Petitioners contend that they are entitled to interest abatement. We have jurisdiction to review the Commissioner's denial of a request for interest abatement if a taxpayer's net worth did not exceed $2 million at the time the petition was filed. See secs. 6404(h), 7430(c)(4)(A)(ii); 28 U.S.C. sec. 2412(d)(2)(B) (2006); Hinck v. United States, 550 U.S. 501, 503-505 (2007). Petitioners failed to establish that we have jurisdiction to review respondent's interest abatement denial. See Patz Trust v. Commissioner, 69 T.C. 497, 503 (1977) ("Petitioners have the burden of proving that this Court has jurisdiction."). At the time that petitioners filed their petition, Mr. Vercel owned 100,000 shares of FHW stock. Furthermore, petitioners concede that between 2009 and 2012, FHW reported distributions to Mr. Vercel of approximately $12 million. In addition, petitioners failed to introduce evidence relating to Mrs. Vercel's net worth. Accordingly, we do not have jurisdiction to review respondent's denial of petitioners' 2009 interest abatement requests. See sec. 6404(h); Hinck, 550 U.S. at 503-505; Patz Trust v. Commissioner, 69 T.C. at 503.

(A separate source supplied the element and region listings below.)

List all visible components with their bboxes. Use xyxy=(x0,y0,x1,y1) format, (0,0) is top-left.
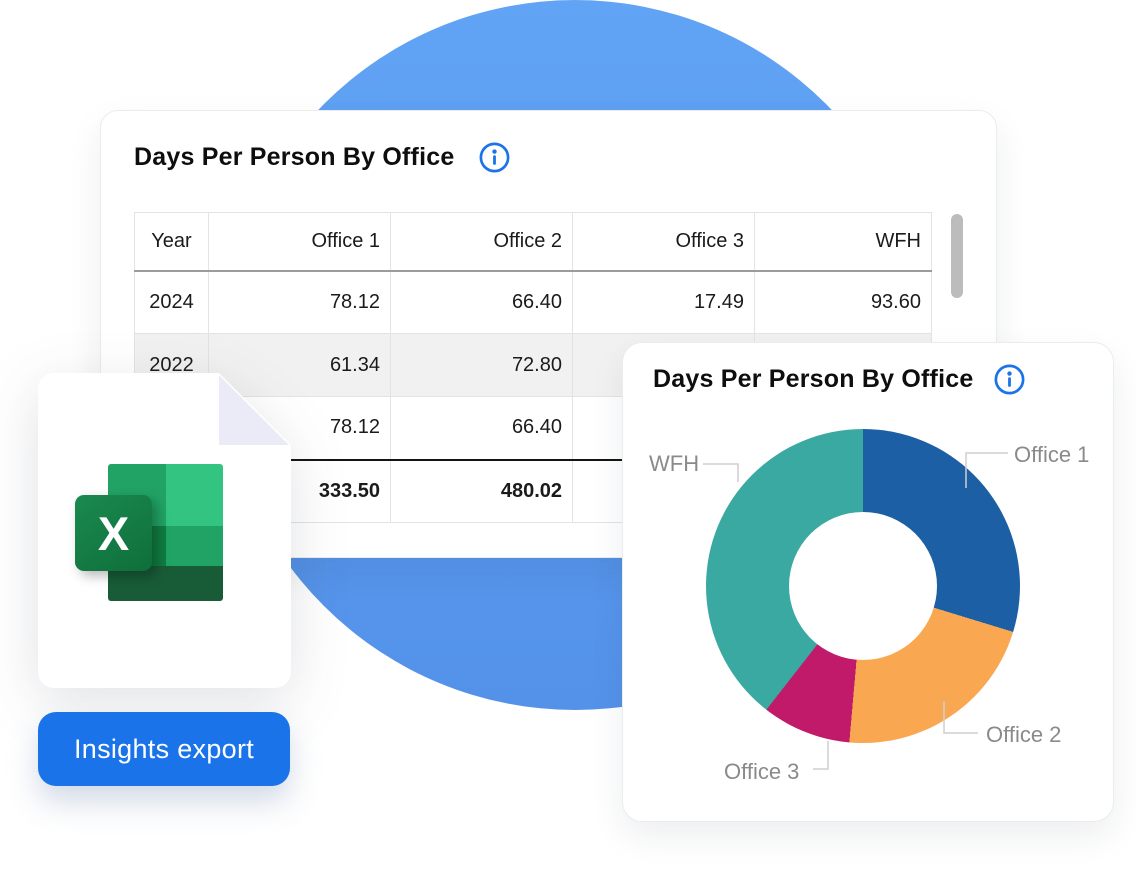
table-scrollbar-thumb[interactable] xyxy=(951,214,963,298)
column-header: Office 1 xyxy=(208,212,391,272)
table-cell: 93.60 xyxy=(754,270,932,334)
table-cell: 66.40 xyxy=(390,396,573,460)
folded-corner xyxy=(219,375,289,445)
info-icon[interactable] xyxy=(993,363,1026,396)
table-cell: 72.80 xyxy=(390,333,573,397)
table-card-title: Days Per Person By Office xyxy=(134,143,455,171)
column-header: Year xyxy=(134,212,209,272)
table-cell: 78.12 xyxy=(208,270,391,334)
donut-chart-area: WFH Office 1 Office 2 Office 3 xyxy=(623,343,1113,821)
table-cell: 17.49 xyxy=(572,270,755,334)
table-head: Year Office 1 Office 2 Office 3 WFH xyxy=(134,212,932,272)
column-header: Office 3 xyxy=(572,212,755,272)
column-header: WFH xyxy=(754,212,932,272)
chart-card-title: Days Per Person By Office xyxy=(653,365,974,393)
excel-file-card[interactable]: X xyxy=(38,373,291,688)
chart-card: Days Per Person By Office WFH Office 1 O… xyxy=(622,342,1114,822)
header-row: Year Office 1 Office 2 Office 3 WFH xyxy=(134,212,932,272)
column-header: Office 2 xyxy=(390,212,573,272)
chart-card-header: Days Per Person By Office xyxy=(653,363,1026,396)
excel-letter: X xyxy=(97,506,130,560)
table-cell: 61.34 xyxy=(208,333,391,397)
slice-label-wfh: WFH xyxy=(649,451,700,476)
donut-hole xyxy=(789,512,937,660)
slice-label-office-2: Office 2 xyxy=(986,722,1062,747)
excel-x-tile-icon: X xyxy=(75,495,152,571)
info-icon[interactable] xyxy=(478,141,511,174)
table-cell: 66.40 xyxy=(390,270,573,334)
insights-export-button[interactable]: Insights export xyxy=(38,712,290,786)
table-card-header: Days Per Person By Office xyxy=(134,141,511,174)
slice-label-office-3: Office 3 xyxy=(724,759,800,784)
table-cell: 2024 xyxy=(134,270,209,334)
slice-label-office-1: Office 1 xyxy=(1014,442,1090,467)
table-row: 2024 78.12 66.40 17.49 93.60 xyxy=(134,270,932,334)
table-cell: 480.02 xyxy=(390,458,573,523)
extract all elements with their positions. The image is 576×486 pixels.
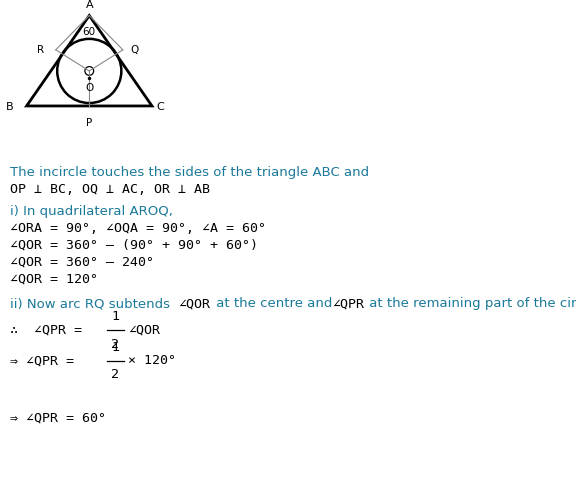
Text: 2: 2 <box>111 338 119 350</box>
Text: × 120°: × 120° <box>128 354 176 367</box>
Text: ∴  ∠QPR =: ∴ ∠QPR = <box>10 324 82 337</box>
Text: OP ⊥ BC, OQ ⊥ AC, OR ⊥ AB: OP ⊥ BC, OQ ⊥ AC, OR ⊥ AB <box>10 183 210 196</box>
Text: 60: 60 <box>83 27 96 37</box>
Text: B: B <box>6 103 13 112</box>
Text: ∠QOR = 360° – 240°: ∠QOR = 360° – 240° <box>10 256 154 269</box>
Text: The incircle touches the sides of the triangle ABC and: The incircle touches the sides of the tr… <box>10 166 369 179</box>
Text: 2: 2 <box>111 368 119 381</box>
Text: i) In quadrilateral AROQ,: i) In quadrilateral AROQ, <box>10 205 173 218</box>
Text: ∠QOR: ∠QOR <box>128 324 160 337</box>
Text: ∠QPR: ∠QPR <box>332 297 364 310</box>
Text: ∠QOR = 120°: ∠QOR = 120° <box>10 273 98 286</box>
Text: R: R <box>37 45 44 55</box>
Text: A: A <box>85 0 93 10</box>
Text: P: P <box>86 118 92 128</box>
Text: ∠QOR: ∠QOR <box>179 297 211 310</box>
Text: ∠ORA = 90°, ∠OQA = 90°, ∠A = 60°: ∠ORA = 90°, ∠OQA = 90°, ∠A = 60° <box>10 222 266 235</box>
Text: Q: Q <box>130 45 138 55</box>
Text: ⇒ ∠QPR =: ⇒ ∠QPR = <box>10 354 74 367</box>
Text: C: C <box>156 103 164 112</box>
Text: at the centre and: at the centre and <box>212 297 336 310</box>
Text: at the remaining part of the circle.: at the remaining part of the circle. <box>365 297 576 310</box>
Text: O: O <box>85 83 93 93</box>
Text: ∠QOR = 360° – (90° + 90° + 60°): ∠QOR = 360° – (90° + 90° + 60°) <box>10 239 259 252</box>
Text: 1: 1 <box>111 341 119 353</box>
Text: 1: 1 <box>111 311 119 323</box>
Text: ii) Now arc RQ subtends: ii) Now arc RQ subtends <box>10 297 175 310</box>
Text: ⇒ ∠QPR = 60°: ⇒ ∠QPR = 60° <box>10 412 107 424</box>
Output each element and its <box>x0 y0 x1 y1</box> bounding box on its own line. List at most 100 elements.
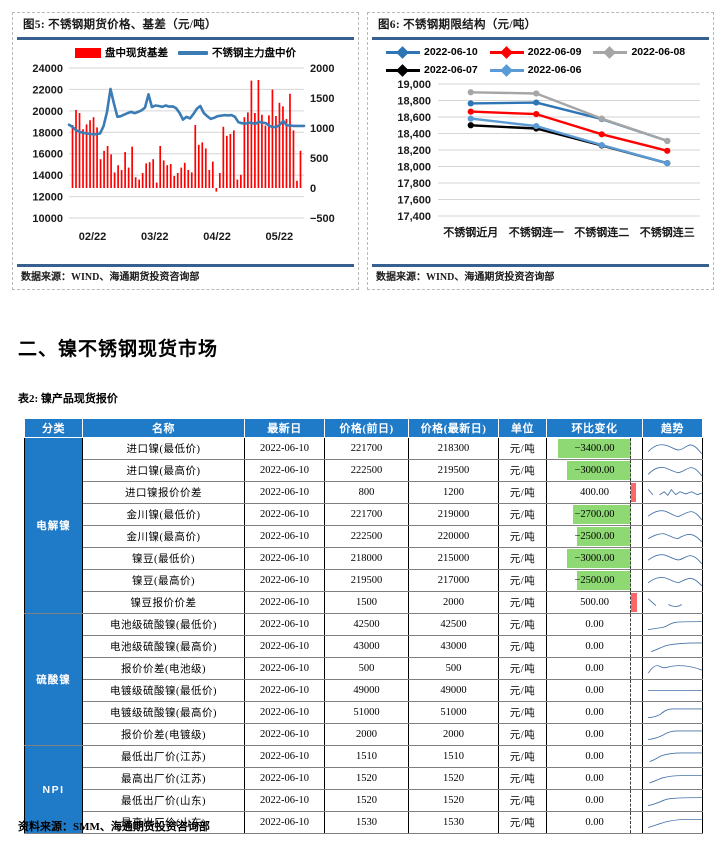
cell-unit: 元/吨 <box>498 481 547 504</box>
table-row: 报价价差(电镀级) 2022-06-10 2000 2000 元/吨 0.00 <box>25 723 703 746</box>
table-row: 电镀级硫酸镍(最低价) 2022-06-10 49000 49000 元/吨 0.00 <box>25 679 703 702</box>
svg-text:05/22: 05/22 <box>266 231 294 243</box>
change-axis-line <box>630 658 631 679</box>
change-value: −2500.00 <box>574 575 615 586</box>
cell-change: 500.00 <box>546 591 643 614</box>
table-source: 资料来源：SMM、海通期货投资咨询部 <box>18 821 210 833</box>
cell-name: 镍豆报价价差 <box>82 591 245 614</box>
cell-unit: 元/吨 <box>498 525 547 548</box>
cell-name: 报价价差(电池级) <box>82 657 245 680</box>
cell-change: 0.00 <box>546 723 643 746</box>
cell-date: 2022-06-10 <box>244 591 325 614</box>
cell-change: −2500.00 <box>546 525 643 548</box>
cell-trend-sparkline <box>642 547 703 570</box>
table-row: 镍豆(最低价) 2022-06-10 218000 215000 元/吨 −3000.00 <box>25 547 703 570</box>
chart5-bottom-rule <box>17 264 354 267</box>
cell-trend-sparkline <box>642 481 703 504</box>
cell-trend-sparkline <box>642 723 703 746</box>
change-axis-line <box>630 768 631 789</box>
line-marker-swatch-icon <box>489 46 524 59</box>
cell-trend-sparkline <box>642 613 703 636</box>
chart5-title: 图5: 不锈钢期货价格、基差（元/吨） <box>23 19 217 31</box>
chart6-legend: 2022-06-10 2022-06-09 2022-06-08 2022-06-07… <box>372 42 709 77</box>
sparkline-icon <box>648 730 702 740</box>
cell-change: −3000.00 <box>546 459 643 482</box>
line-marker-swatch-icon <box>593 46 628 59</box>
cell-price-prev: 500 <box>324 657 409 680</box>
table-header-row: 分类 名称 最新日 价格(前日) 价格(最新日) 单位 环比变化 趋势 <box>24 418 703 438</box>
legend-label-2022-06-06: 2022-06-06 <box>527 64 582 76</box>
cell-date: 2022-06-10 <box>244 767 325 790</box>
cell-date: 2022-06-10 <box>244 679 325 702</box>
chart5-top-rule <box>17 37 354 40</box>
cell-price-latest: 217000 <box>408 569 499 592</box>
change-value: 0.00 <box>585 795 604 806</box>
table-row: 镍豆(最高价) 2022-06-10 219500 217000 元/吨 −2500.00 <box>25 569 703 592</box>
cell-price-latest: 1530 <box>408 811 499 834</box>
legend-label-price: 不锈钢主力盘中价 <box>212 48 296 59</box>
svg-text:04/22: 04/22 <box>203 231 231 243</box>
svg-text:22000: 22000 <box>32 84 63 96</box>
change-axis-line <box>630 570 631 591</box>
table-body: 电解镍 进口镍(最低价) 2022-06-10 221700 218300 元/吨 −340… <box>24 437 703 834</box>
sparkline-icon <box>648 467 702 476</box>
cell-date: 2022-06-10 <box>244 701 325 724</box>
change-value: 0.00 <box>585 685 604 696</box>
cell-change: 0.00 <box>546 613 643 636</box>
category-cell-NPI: NPI <box>24 745 83 834</box>
cell-unit: 元/吨 <box>498 569 547 592</box>
cell-name: 电池级硫酸镍(最高价) <box>82 635 245 658</box>
cell-name: 最低出厂价(江苏) <box>82 745 245 768</box>
cell-price-prev: 1500 <box>324 591 409 614</box>
sparkline-icon <box>648 598 682 607</box>
cell-change: 0.00 <box>546 657 643 680</box>
cell-price-prev: 51000 <box>324 701 409 724</box>
cell-trend-sparkline <box>642 745 703 768</box>
change-value: 400.00 <box>580 487 609 498</box>
sparkline-icon <box>648 554 702 564</box>
cell-change: −2700.00 <box>546 503 643 526</box>
table-row: 进口镍(最高价) 2022-06-10 222500 219500 元/吨 −3000.0… <box>25 459 703 482</box>
change-databar <box>631 593 637 612</box>
svg-text:18,400: 18,400 <box>397 129 431 141</box>
cell-price-latest: 220000 <box>408 525 499 548</box>
cell-trend-sparkline <box>642 679 703 702</box>
chart6-title: 图6: 不锈钢期限结构（元/吨） <box>378 19 537 31</box>
change-value: −3400.00 <box>574 443 615 454</box>
svg-text:18,600: 18,600 <box>397 112 431 124</box>
svg-text:不锈钢连二: 不锈钢连二 <box>574 225 629 239</box>
cell-date: 2022-06-10 <box>244 613 325 636</box>
legend-item-2022-06-08: 2022-06-08 <box>593 46 685 59</box>
cell-name: 进口镍报价价差 <box>82 481 245 504</box>
sparkline-icon <box>648 577 702 586</box>
svg-text:2000: 2000 <box>310 63 334 75</box>
change-axis-line <box>630 482 631 503</box>
cell-price-latest: 215000 <box>408 547 499 570</box>
cell-price-prev: 1520 <box>324 789 409 812</box>
sparkline-icon <box>648 797 702 806</box>
change-axis-line <box>630 636 631 657</box>
cell-date: 2022-06-10 <box>244 657 325 680</box>
sparkline-icon <box>648 489 702 496</box>
col-header-价格(前日): 价格(前日) <box>324 418 409 438</box>
change-axis-line <box>630 702 631 723</box>
table-row: 最高出厂价(江苏) 2022-06-10 1520 1520 元/吨 0.00 <box>25 767 703 790</box>
col-header-最新日: 最新日 <box>244 418 325 438</box>
col-header-分类: 分类 <box>24 418 83 438</box>
spot-price-table: 分类 名称 最新日 价格(前日) 价格(最新日) 单位 环比变化 趋势 电解镍 进口镍(最低价)… <box>24 418 703 834</box>
legend-item-2022-06-06: 2022-06-06 <box>489 64 582 77</box>
svg-text:14000: 14000 <box>32 170 63 182</box>
change-databar <box>631 483 636 502</box>
change-value: −2700.00 <box>574 509 615 520</box>
legend-item-basis: 盘中现货基差 <box>75 45 168 60</box>
cell-unit: 元/吨 <box>498 767 547 790</box>
change-axis-line <box>630 680 631 701</box>
cell-trend-sparkline <box>642 503 703 526</box>
cell-unit: 元/吨 <box>498 745 547 768</box>
table-caption: 表2: 镍产品现货报价 <box>18 393 118 405</box>
chart5-source: 数据来源：WIND、海通期货投资咨询部 <box>21 272 200 283</box>
line-marker-swatch-icon <box>489 64 524 77</box>
cell-date: 2022-06-10 <box>244 459 325 482</box>
chart-panel-6: 图6: 不锈钢期限结构（元/吨） 2022-06-10 2022-06-09 202… <box>367 12 714 290</box>
cell-price-latest: 1200 <box>408 481 499 504</box>
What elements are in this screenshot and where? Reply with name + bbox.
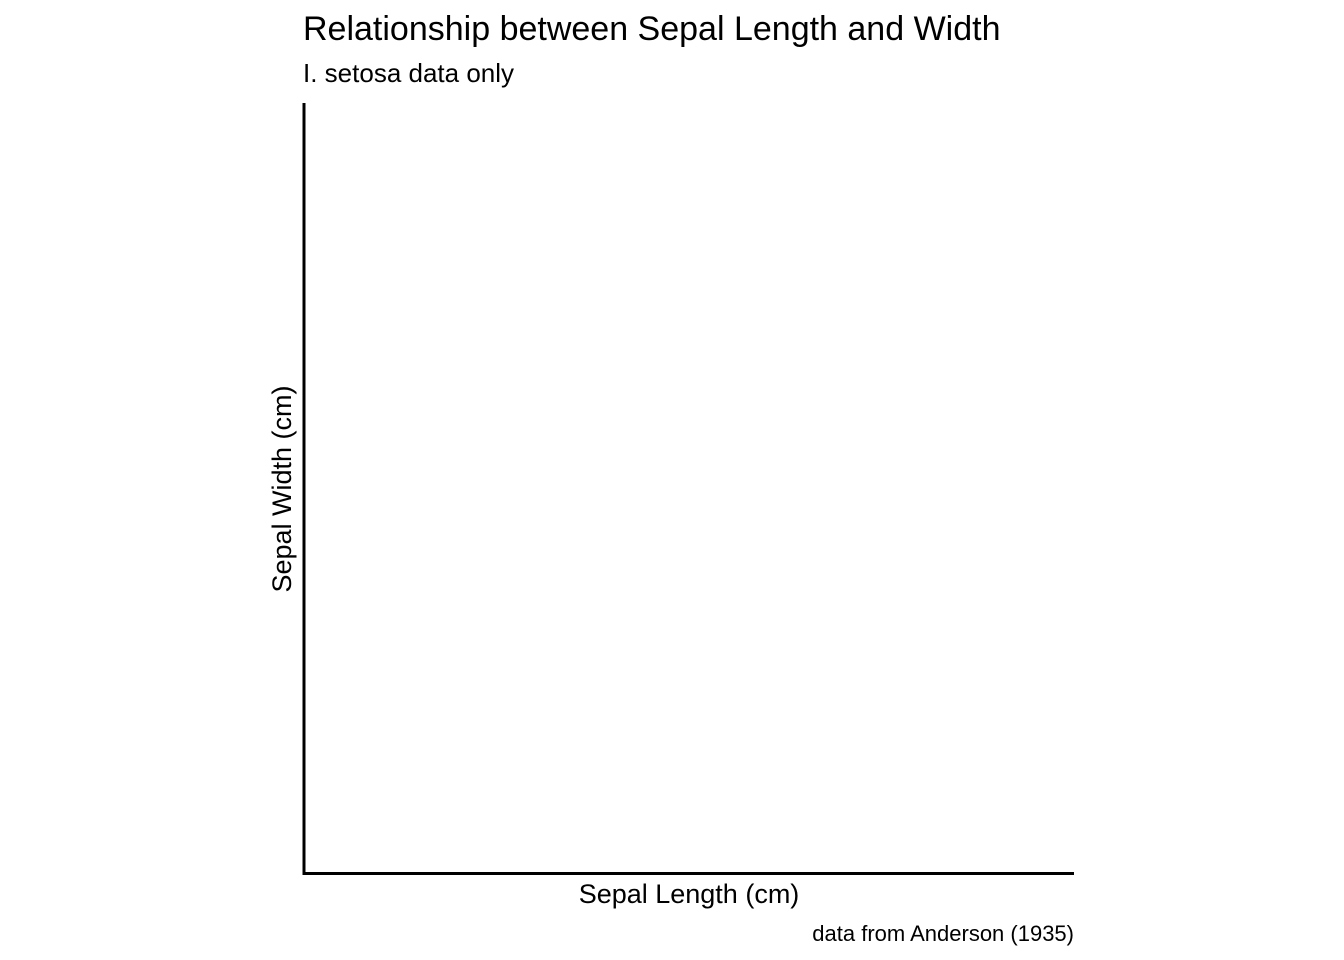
- x-axis-title: Sepal Length (cm): [579, 879, 800, 909]
- chart-title: Relationship between Sepal Length and Wi…: [303, 10, 1000, 48]
- y-axis-title: Sepal Width (cm): [267, 385, 297, 592]
- plot-area: [302, 103, 1074, 875]
- chart-subtitle: I. setosa data only: [303, 58, 514, 88]
- chart-caption: data from Anderson (1935): [812, 921, 1074, 946]
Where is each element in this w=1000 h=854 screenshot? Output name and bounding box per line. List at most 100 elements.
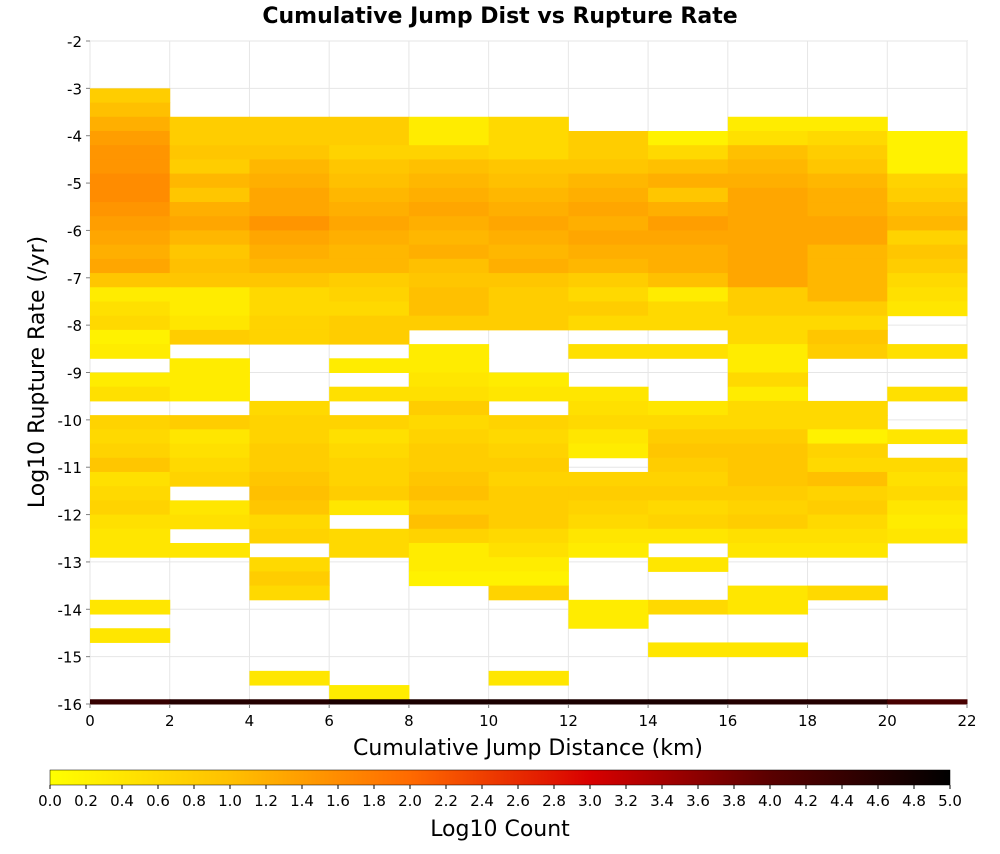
y-tick-label: -14 [58, 601, 83, 619]
heatmap-cell [169, 315, 250, 331]
heatmap-cell [249, 145, 330, 160]
heatmap-cell [169, 301, 250, 317]
heatmap-cell [727, 287, 809, 302]
x-tick-label: 22 [957, 712, 976, 730]
y-tick-label: -5 [67, 175, 82, 193]
heatmap-cell [169, 145, 250, 160]
colorbar-tick-label: 2.0 [398, 792, 422, 810]
heatmap-cell [488, 429, 569, 445]
heatmap-cell [329, 685, 410, 700]
heatmap-cell [408, 457, 490, 473]
heatmap-cell [90, 145, 171, 160]
heatmap-cell [249, 699, 330, 705]
heatmap-cell [249, 273, 330, 288]
heatmap-cell [488, 486, 569, 501]
heatmap-cell [329, 258, 410, 274]
y-tick-label: -2 [67, 33, 82, 51]
heatmap-cell [807, 145, 888, 160]
heatmap-cell [169, 429, 250, 445]
heatmap-cell [90, 628, 171, 643]
heatmap-cell [887, 258, 968, 274]
heatmap-cell [887, 130, 968, 146]
heatmap-cell [488, 542, 569, 558]
heatmap-cell [249, 173, 330, 189]
heatmap-cell [408, 273, 490, 288]
heatmap-cell [488, 471, 569, 487]
colorbar-tick-label: 1.8 [362, 792, 386, 810]
x-axis-label: Cumulative Jump Distance (km) [353, 736, 703, 761]
heatmap-cell [807, 159, 888, 175]
heatmap-cell [90, 386, 171, 402]
heatmap-cell [488, 386, 569, 402]
heatmap-cell [568, 528, 649, 544]
heatmap-cell [169, 202, 250, 217]
heatmap-cell [568, 486, 649, 501]
colorbar-tick-label: 1.2 [254, 792, 278, 810]
heatmap-cell [568, 273, 649, 288]
heatmap-cell [249, 415, 330, 430]
heatmap-cell [488, 372, 569, 388]
heatmap-cell [727, 301, 809, 317]
x-tick-label: 8 [404, 712, 414, 730]
heatmap-cell [408, 542, 490, 558]
heatmap-cell [568, 230, 649, 246]
heatmap-cell [488, 415, 569, 430]
heatmap-cell [568, 429, 649, 445]
heatmap-cell [249, 571, 330, 587]
heatmap-cell [887, 500, 968, 516]
heatmap-cell [488, 315, 569, 331]
heatmap-cell [807, 301, 888, 317]
heatmap-cell [169, 372, 250, 388]
heatmap-cell [90, 699, 171, 705]
heatmap-cell [169, 358, 250, 373]
colorbar-tick-label: 4.6 [866, 792, 890, 810]
y-tick-label: -4 [67, 128, 82, 146]
heatmap-cell [169, 173, 250, 189]
heatmap-cell [329, 202, 410, 217]
heatmap-cell [807, 244, 888, 260]
heatmap-cell [408, 486, 490, 501]
colorbar-tick-label: 3.0 [578, 792, 602, 810]
heatmap-cell [648, 528, 729, 544]
heatmap-cell [648, 471, 729, 487]
heatmap-cell [90, 244, 171, 260]
heatmap-cell [807, 443, 888, 459]
heatmap-cell [329, 145, 410, 160]
x-tick-label: 14 [639, 712, 658, 730]
heatmap-cell [408, 145, 490, 160]
heatmap-cell [727, 159, 809, 175]
heatmap-cell [648, 287, 729, 302]
heatmap-cell [90, 415, 171, 430]
heatmap-cell [568, 699, 649, 705]
heatmap-cell [329, 187, 410, 203]
heatmap-cell [329, 273, 410, 288]
heatmap-cell [329, 244, 410, 260]
heatmap-cell [727, 400, 809, 416]
heatmap-cell [408, 429, 490, 445]
heatmap-cell [648, 699, 729, 705]
heatmap-cell [648, 514, 729, 530]
heatmap-cell [807, 116, 888, 132]
heatmap-cell [90, 599, 171, 615]
colorbar-tick-label: 0.2 [74, 792, 98, 810]
colorbar-tick-label: 4.2 [794, 792, 818, 810]
heatmap-cell [648, 216, 729, 231]
heatmap-cell [488, 457, 569, 473]
heatmap-cell [249, 315, 330, 331]
y-tick-label: -12 [58, 507, 83, 525]
heatmap-cell [727, 585, 809, 601]
heatmap-cell [90, 500, 171, 516]
heatmap-cell [169, 130, 250, 146]
y-tick-label: -7 [67, 270, 82, 288]
colorbar-label: Log10 Count [430, 817, 570, 842]
heatmap-cell [648, 443, 729, 459]
heatmap-cell [648, 145, 729, 160]
heatmap-cell [488, 287, 569, 302]
heatmap-cell [90, 528, 171, 544]
heatmap-cell [807, 287, 888, 302]
heatmap-cell [887, 457, 968, 473]
heatmap-cell [249, 443, 330, 459]
y-tick-label: -13 [58, 554, 83, 572]
heatmap-cell [568, 344, 649, 359]
heatmap-cell [329, 500, 410, 516]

We review petitioners' underlying tax liability de novo because they did not receive a notice of deficiency or otherwise have an opportunity to dispute their tax liability. See sec. 6330(c)(2)(B); Montgomery v. Commissioner, 122 T.C. 1, 8-9 (2004); Sego v. Commissioner, 114 T.C. 604, 610 (2000). Petitioners concede that they self-reported, but failed to pay, their 2009 Federal income tax liability. Petitioners contend, however, that they are entitled to abatement of the section 6651(a)(2) addition to tax because they had reasonable cause for their failure to timely pay their 2009 tax liability. See Higbee v. Commissioner, 116 T.C. 438, 446 (2001) (holding that taxpayers bear the burden of proof relating to reasonable cause). At the end of 2009, petitioners had sufficient assets (i.e., their brokerage account and Mr. Vercel's 100,000 shares of FWH stock) to pay their tax liability. Petitioners contend that they were unable to timely pay their 2009 tax liability because they owned illiquid assets. The illiquidity of petitioners' assets, however, was a result of their voluntary investment decisions and does not provide a basis for their claim of reasonable cause for nonpayment of tax. See McLaine v. Commissioner, 138 T.C. 228, 247 (2012). In short, petitioners did not exercise ordinary business care and prudence, and their failure to pay was attributable to willful neglect. See id.; sec. 301.6651-1(c)(1), Proced. & Admin. Regs. Accordingly, petitioners are liable for the section 6651(a)(2) addition to tax relating to 2009.
Respondent bears, and has met, the burden of production relating to the sec. 6651(a)(2) addition to tax. See sec. 7491(c); Higbee v. Commissioner, 116 T.C. 438, 446 (2001).
Contentions we have not addressed are irrelevant, moot, or meritless.
To reflect the foregoing,
Decision will be entered under Rule 155.